Monday, April 27, 2009

Credit Crookery


The voice at the other end of the phone, representing Bank of America's credit card division, had just gotten an earful and then unburdened herself by a simple tilting of the head.

What spilled from that empty vessel were suggestions from highwayscribery that she, in no uncertain terms, visit Hell in the not-so-distant future.

The basic outlines of our discussion involved- and this probably will sound familiar - a rather arbitrary and dramatic annual rate interest increase from 1.zero percent to 28.something percent.

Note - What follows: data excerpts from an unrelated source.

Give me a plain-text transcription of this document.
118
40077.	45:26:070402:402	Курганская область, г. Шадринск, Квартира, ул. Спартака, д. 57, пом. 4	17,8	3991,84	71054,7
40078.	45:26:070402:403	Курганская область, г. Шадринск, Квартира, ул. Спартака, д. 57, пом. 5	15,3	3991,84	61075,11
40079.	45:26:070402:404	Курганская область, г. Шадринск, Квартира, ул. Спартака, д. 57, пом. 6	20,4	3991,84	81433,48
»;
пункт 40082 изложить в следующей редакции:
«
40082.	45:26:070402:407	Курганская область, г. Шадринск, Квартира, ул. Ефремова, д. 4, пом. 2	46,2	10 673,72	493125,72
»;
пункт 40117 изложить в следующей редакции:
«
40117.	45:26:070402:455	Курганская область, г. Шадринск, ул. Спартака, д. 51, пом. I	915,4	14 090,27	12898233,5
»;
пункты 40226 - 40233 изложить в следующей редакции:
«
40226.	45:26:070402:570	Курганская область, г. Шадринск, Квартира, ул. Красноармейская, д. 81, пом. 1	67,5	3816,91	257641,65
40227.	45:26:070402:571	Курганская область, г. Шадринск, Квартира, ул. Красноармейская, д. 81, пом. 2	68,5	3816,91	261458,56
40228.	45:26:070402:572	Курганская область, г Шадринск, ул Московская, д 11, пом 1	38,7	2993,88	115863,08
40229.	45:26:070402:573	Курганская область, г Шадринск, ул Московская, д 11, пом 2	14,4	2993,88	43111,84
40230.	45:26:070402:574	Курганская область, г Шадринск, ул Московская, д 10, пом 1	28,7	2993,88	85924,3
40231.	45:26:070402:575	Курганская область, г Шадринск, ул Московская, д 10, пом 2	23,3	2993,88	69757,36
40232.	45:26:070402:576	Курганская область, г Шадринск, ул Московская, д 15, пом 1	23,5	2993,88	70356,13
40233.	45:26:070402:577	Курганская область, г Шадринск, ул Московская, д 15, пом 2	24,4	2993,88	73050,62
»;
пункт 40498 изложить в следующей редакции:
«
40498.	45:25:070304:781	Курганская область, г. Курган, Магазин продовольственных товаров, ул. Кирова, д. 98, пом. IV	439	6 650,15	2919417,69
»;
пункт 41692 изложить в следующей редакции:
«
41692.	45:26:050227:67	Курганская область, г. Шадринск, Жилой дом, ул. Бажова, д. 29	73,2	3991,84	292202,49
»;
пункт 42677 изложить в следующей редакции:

Having paid the BofA Visa credit card through the BofA online banking system on the due date, the financial giant and recipient of highwayscribery's tax money, applied a cutoff date based on Eastern Standard Time when the scribe lives in a place that starts and finishes three hours later.

The upshot was a bank determination that the scribe had been late on two different occasions and was therefore worthy of a "default" interest rate of 28.something.

The Random House College Dictionary entry for the word reads thusly: de.fault n. 1. failure to act; neglect 2. failure to meet financial obligations.

highwayscribery told the absolutely useless woman that his situation certainly did not meet the first criteria, while any claim he fell short of the second represented something of a stretch and did not merit a 27.something interest rate hike.

the scribe pointed to the meaty sums he'd contributed in recent months to paying down his debt. He further argued that to stain such a sterling record with a pair of time difference discrepancies - "isn't electronic transfer immediate?" - was punitive and unfair.

Her response, though not in so many words, was that life is unfair and Bank of America punitive.

Finally, in a fit of ridiculousness, the scribe added how he was going to contact the White House in the hopes President Obama went after the company's greedy rear-ends.

He never believed it was actually going to happen, and yet, on Friday, there was the man himself, having exercised the enormous power of his office on behalf of people being screwed by banks everywhere, "jawboning" credit card executives at the Big House.

The "New York Times," April 24, ran the adjoining photograph of President Obama sitting with these crooks and apprising them of coming changes to their profit margin based on new legislation in Congress that would put an end to the shenanigans that daily enrich them while impoverishing the rest of us.

Most of these people run companies awash in taxpayer money and are reporting tentative profits after having single-handedly wrecked the world economy with their high-flying financial fakery.

Stephen Labaton reported that the Federal Reserve Bank has already approved some reforms that will kick-in next year, and that the President told the moneychangers, "I know you feel that anything beyond what the Fed has done would be overkill. I just disagree."

Now that's what the scribe calls having a friend in the White House and he's rather shocked to find that friend. All his scribbled ministrations on behalf of the candidate Obama not withstanding.

When one spends 20 or 30 years preaching that government should serve as a countervailing force against the most powerful national interests, and favor the less fortunate, it becomes a kind of pie-in-the-sky sermon conjuring up some revolutionary rapture that would yield the milk-and-honey land.

But here it is thanks to the 2008 election when a majority of the American people woke up to the fact they'd been being screwed all these years and cathartically rejected the Republican dogma of individual freedom for the red herring it is.

And so, The Credit Cardholders' Bill of Rights Act of 2009 (H.R. 627), sponsored by Rep. Barney Frank (D-Mass.) and Carolyn Maloney (D-N.Y.) would, among other things:

- require your credit card company to let you know in advance of its plans to increase your interest rate;
- ban "retroactive" interest rate increases on existing balances unless you're more than 30 days late on a payment, which is something closer to "default" than some time-zone infraction;

These are in the Federal Reserve Banks new regulation, but, The Times reports, "the industry strongly opposes the bill because it believes the law would be harder to overturn than a regulation."

Hmmm.

Sounds like we need the law.

the scribe and Mrs. Scribe saw Rep. Eric Cantor (R-Virginia) who is one of the many nondescript pitchers pulled from the GOP bullpen of late. He talked a good game about a party worrying over those Americans sitting around the kitchen table trying to make ends meet, which, although he didn't see it, include inequitable credit card charges.

But according to the "Times," editorial department, The Credit Cardholders' Bill of Rights Act of 2009 is facing "fierce," opposition from Republicans in Congress.

Americans now know, and expect, the party's pro-corporate postures, whereas before they weren't so sure and which is why the Democrats hold the keys to the kingdom these days.

If this keeps up, a recent letter by the scribe to his Blue Cross administrator, praying that Obama sets up a socialized health care system and puts predatory health care insurers out of business, may be more than idle dreaming.